Besonders groß war die Freude, als sich dann noch Besuch aus Helmstedt ankündigte. Mitarbeiter des Real-Marktes hatten viel zu tragen, denn sie brachten 58 liebevoll verpackte Weihnachtsgeschenke nach Haldensleben. Der Real-Markt hatte zum fünften Mal eine Wunschbaum-Aktion gestartet. Die Mädchen und Jungen der Johanne-Nathusius-Schule hatten Papier-Bäume mit ihren Wunschbildern bemalt und sie in Helmstedt an den Baum gehängt. Kunden nahmen diese Wunschbilder vom Baum und kauften für die Kinder und Jugendlichen im Markt Geschenke und gaben sie an der Information ab, wo dann alles liebevoll eingepackt wurde. Die Kunden erhielten für ihre Hilfsbereitschaft Markt-Gutscheine.

Johanna Kudlek, stellvertretende Geschäftsleiterin, war mit zwei Mitarbeiterinnen nach Haldensleben gekommen und freute sich über die strahlenden Gesichter. Im Namen der Kinder richtet Ines Falke-Reuter, die Projektleiterin an der Nathusius-Schule, ein herzliches Dankeschön an die Spender: "Für die Kinder ist es besonders in diesen Tagen ein schönes Gefühl zu wissen, dass jemand an sie denkt." Schulleiter Sven Teßmann dankt außerdem noch den Sponsoren, die das bunte Weihnachtsfest an der Schule ermöglichten.
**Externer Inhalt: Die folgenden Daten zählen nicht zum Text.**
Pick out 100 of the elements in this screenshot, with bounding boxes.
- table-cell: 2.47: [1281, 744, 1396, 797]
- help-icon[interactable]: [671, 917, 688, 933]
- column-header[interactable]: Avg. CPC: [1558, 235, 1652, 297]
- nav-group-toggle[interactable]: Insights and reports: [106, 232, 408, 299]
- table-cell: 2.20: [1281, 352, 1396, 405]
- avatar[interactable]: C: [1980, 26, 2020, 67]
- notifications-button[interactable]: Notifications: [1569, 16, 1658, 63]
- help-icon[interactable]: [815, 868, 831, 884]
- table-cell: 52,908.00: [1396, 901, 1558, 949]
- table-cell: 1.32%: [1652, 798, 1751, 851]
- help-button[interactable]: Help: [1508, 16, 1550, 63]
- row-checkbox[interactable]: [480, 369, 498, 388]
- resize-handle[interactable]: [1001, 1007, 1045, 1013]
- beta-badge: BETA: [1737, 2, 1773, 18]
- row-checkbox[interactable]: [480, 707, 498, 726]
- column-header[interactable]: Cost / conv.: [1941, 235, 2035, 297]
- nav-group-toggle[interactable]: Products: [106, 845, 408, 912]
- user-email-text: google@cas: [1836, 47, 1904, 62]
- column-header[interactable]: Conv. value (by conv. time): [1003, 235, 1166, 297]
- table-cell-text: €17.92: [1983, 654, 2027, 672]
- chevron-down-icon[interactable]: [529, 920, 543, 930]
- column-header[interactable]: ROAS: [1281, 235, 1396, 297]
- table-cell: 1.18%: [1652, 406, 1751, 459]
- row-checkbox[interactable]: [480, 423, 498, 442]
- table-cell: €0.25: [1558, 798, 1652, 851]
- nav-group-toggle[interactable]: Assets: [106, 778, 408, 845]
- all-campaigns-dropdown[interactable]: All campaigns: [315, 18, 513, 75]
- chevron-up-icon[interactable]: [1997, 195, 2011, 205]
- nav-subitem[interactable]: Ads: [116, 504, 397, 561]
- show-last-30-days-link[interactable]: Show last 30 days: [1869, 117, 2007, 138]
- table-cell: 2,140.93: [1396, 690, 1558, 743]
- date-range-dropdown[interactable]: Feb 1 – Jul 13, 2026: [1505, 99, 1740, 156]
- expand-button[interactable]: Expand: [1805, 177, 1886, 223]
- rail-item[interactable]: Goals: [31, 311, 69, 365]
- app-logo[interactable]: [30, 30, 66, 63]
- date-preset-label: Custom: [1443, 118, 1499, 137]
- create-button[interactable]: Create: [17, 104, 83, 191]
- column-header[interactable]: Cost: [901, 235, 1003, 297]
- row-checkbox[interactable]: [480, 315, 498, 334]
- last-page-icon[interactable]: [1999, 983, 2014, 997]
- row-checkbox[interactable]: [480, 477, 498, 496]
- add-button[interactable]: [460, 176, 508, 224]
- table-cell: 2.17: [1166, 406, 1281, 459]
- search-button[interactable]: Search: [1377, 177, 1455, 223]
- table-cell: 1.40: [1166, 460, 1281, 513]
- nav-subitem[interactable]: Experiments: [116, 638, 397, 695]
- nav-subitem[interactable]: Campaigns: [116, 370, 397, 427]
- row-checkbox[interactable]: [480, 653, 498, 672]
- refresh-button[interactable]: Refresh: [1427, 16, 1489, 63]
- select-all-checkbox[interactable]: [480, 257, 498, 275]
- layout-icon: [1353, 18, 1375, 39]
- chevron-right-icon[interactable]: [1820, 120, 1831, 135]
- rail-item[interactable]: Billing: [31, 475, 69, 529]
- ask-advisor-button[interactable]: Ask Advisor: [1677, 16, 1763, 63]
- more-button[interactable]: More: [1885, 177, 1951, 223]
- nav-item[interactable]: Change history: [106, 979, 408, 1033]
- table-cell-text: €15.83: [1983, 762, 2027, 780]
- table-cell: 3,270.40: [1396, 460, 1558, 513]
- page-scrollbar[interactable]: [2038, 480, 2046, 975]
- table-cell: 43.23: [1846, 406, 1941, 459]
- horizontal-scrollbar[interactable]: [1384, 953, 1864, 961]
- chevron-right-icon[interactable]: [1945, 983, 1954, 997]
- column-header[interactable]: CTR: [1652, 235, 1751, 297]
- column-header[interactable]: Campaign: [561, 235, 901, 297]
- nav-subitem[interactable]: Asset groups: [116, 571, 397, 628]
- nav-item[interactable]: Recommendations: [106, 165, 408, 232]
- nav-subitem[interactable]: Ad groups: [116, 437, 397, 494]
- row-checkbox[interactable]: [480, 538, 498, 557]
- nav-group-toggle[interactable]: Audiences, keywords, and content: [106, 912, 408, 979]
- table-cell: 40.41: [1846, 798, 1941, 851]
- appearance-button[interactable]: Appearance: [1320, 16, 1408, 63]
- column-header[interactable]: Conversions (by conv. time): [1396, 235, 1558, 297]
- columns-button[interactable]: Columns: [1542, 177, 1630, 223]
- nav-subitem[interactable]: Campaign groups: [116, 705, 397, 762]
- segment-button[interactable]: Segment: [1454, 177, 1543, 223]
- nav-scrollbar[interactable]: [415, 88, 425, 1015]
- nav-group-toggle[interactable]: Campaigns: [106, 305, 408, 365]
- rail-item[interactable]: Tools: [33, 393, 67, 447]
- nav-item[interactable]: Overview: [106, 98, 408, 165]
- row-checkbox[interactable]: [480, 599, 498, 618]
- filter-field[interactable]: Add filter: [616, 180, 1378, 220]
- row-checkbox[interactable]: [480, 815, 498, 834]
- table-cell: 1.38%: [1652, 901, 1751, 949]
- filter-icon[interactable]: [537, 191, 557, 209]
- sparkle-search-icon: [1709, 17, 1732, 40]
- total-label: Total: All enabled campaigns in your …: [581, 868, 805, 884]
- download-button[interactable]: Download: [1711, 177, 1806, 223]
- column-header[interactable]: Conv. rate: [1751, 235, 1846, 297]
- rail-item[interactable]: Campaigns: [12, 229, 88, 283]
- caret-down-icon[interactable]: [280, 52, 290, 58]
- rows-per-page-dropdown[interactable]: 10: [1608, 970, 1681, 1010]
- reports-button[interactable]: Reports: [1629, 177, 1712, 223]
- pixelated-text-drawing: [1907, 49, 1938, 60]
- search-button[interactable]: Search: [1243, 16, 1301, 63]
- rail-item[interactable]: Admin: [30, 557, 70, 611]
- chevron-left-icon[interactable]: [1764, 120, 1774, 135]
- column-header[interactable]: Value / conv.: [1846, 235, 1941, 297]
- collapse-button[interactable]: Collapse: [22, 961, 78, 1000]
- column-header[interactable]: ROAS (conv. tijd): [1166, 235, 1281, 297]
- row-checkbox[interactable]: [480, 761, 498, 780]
Er schließt auch die Stadtverwaltung ein, die Holzhütten zur Verfügung gestellt hatte. Leider goss es an diesem Tag in Strömen, so dass das bunte Treiben in der Schule stattfinden musste. Obwohl es deshalb sehr eng wurde, waren Akteure wie Gäste begeistert von diesem Fest.

Ausfallen musste zum diesjährigen Weihnachtsmarkt allerdings das Krippenspiel der Schüler, das sie mit Pfarrerin Ingeborg Heidenreich im Religionsunterricht einstudiert hatten. Die Pfarrerin war zum Weihnachtsmarkt verhindert, so dass die Aufführung in der kleinen Kapelle auf dem Gelände des Ameos-Fachklinikums gestern nachgeholt wurde.